As with most destinations in the jungle, we took a relaxing boat ride to the settlement. We were told that different groups set up at a location separated, but reasonably close to where tourists would be. They only stay for a few months at a time. They sell their goods to us and go back deeper into the jungle to live more naturally. Other than purchasing their goods, it was recommended (by Malaysians) that we bring cigarettes for the men and candy for the children as gifts (I guess the women don’t deserve gifts). From the beginning, a couple of people in our group objected to the idea of gifting cigarettes—such a deadly and disgusting vice. I have to admit, I initially thought that it was slightly pretentious of us to judge this exchange ritual that has been suggested by actual Malaysians.I was too embarrassed to take more than one photo

When we stepped off of the boat, there was another group of white people sitting at the benches watching a blow dart demonstration. Their cackling and applause made it evident that there were thoroughly entertained. This was juxtaposed to our somber group milling about mentally comparing what we had read and discussed with what we were seeing. I was self-conscious about being the only dark-skinned tourist in sight. How different was I to the rest of the group? Did they notice our similar hair texture & skin tone (I was only slightly darker than most of the people there)? Did they care? Had African or other African American tourists ever visited them? While I was going through this in all of my mind, we were being told to hand out the candy to the children. These were not the jubilant 7-year-olds that I remember from my travel in Senegal. They were teenagers with that “screw your candy” look on their faces. I was too embarrassed to reach into my pocket or approach them. Some people in our group felt the same way. Meanwhile, other people were photographing them as if they were animals. I was growing very uncomfortable. I walked off and pretended to admire their houses made mostly out of bamboo and giant palm leaves.

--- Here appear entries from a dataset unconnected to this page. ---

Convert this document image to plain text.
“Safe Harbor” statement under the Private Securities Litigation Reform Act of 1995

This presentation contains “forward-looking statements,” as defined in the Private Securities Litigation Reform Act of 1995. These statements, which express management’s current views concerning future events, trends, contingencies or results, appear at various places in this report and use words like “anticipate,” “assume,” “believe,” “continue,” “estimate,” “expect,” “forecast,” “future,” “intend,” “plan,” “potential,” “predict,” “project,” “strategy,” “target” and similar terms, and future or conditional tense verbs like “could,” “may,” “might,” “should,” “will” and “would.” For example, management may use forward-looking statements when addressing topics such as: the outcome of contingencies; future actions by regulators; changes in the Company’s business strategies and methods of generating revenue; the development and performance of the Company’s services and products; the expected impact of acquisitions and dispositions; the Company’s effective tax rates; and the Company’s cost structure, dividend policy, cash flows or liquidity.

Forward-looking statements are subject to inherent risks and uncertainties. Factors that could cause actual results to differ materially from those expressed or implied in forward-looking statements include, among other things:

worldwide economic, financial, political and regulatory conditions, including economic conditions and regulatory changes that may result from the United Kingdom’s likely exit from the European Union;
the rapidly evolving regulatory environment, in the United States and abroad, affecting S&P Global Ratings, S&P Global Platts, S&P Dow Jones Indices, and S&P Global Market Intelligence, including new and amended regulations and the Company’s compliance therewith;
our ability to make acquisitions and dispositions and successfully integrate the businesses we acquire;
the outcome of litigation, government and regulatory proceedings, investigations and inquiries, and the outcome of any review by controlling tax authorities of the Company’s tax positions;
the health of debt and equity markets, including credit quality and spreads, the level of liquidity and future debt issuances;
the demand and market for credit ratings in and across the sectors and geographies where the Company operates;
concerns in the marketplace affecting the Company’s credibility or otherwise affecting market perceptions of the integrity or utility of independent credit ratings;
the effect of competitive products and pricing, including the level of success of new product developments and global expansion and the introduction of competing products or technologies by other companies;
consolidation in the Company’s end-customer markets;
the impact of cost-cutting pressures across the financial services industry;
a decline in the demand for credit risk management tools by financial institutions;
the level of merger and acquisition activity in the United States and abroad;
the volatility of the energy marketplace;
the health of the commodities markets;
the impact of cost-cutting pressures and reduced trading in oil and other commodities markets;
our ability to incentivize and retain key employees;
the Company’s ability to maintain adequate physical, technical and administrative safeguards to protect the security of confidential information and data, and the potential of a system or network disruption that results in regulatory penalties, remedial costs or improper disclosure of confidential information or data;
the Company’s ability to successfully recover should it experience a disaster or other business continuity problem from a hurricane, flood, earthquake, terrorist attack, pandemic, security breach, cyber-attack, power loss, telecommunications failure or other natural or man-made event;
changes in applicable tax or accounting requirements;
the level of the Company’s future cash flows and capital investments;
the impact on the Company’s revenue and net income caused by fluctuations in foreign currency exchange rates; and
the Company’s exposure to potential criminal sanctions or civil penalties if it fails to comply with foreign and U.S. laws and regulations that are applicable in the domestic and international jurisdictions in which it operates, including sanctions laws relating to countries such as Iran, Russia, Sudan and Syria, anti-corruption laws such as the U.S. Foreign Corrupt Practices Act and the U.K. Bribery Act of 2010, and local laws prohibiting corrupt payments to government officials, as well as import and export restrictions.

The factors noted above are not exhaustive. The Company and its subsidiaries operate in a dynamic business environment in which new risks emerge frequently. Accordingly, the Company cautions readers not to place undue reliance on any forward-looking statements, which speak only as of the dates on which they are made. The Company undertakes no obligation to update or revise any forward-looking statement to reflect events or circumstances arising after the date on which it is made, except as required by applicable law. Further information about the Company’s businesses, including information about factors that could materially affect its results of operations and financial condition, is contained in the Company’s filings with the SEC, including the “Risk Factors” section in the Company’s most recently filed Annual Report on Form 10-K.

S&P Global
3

When it was our turn to get the speaking part of the tour, I turned on my attentive/not-disturbed listening face. The Malay guy who drove our boat was all of a sudden our tour guide. He discussed their nomadic way of life, how they live in the moment, and are not planners for the future. He pointed out that there was not much of a mosquito problem because smoke was constantly burning in the settlement. We were taught that their temporary raised-houses with spaced-out bamboo floor planks were perfect for staying warm at night and cool during the day. Children are immediately given dangerous tools and the responsibilities that go with them. He shared an anecdote about why blow darts were a smarter alternative to guns for hunting, since they don’t make enough noise to alert other animals that they are the next victim. This was a well-planned segue to the blow dart demonstration. It was cool. An old indigenous man and two teenage boys created blow darts (poisonous and non-poisonous) using all natural materials, while our guide was speaking. Then the old man blew a few at a target with impressive aim. Though we were impressed, no one clapped or made any hoopla over it. A few of us tried ourselves. Professor Heng asked our guide to ask one of the boys how old he was. In a different language (not Bahasa Malay or English), he replied that he did not know. It seemed a bit too “cute” not to have been planned.

To close out, our guide explained that these indigenous peoples did not have a problem with us visiting their settlement, taking photos, and purchasing their goods. Their only policy is that we accompanies by a (pre-approved???) guide to tell their story on their terms. Our guide ensured us that he is very well-trusted by them. I found it a bit queer that there was never any direct translation between the elder of the village and our guide—no speech or greeting. A lot of us left the settlement uneasy about the experience. “A picture is worth 1000 words, if told correctly.”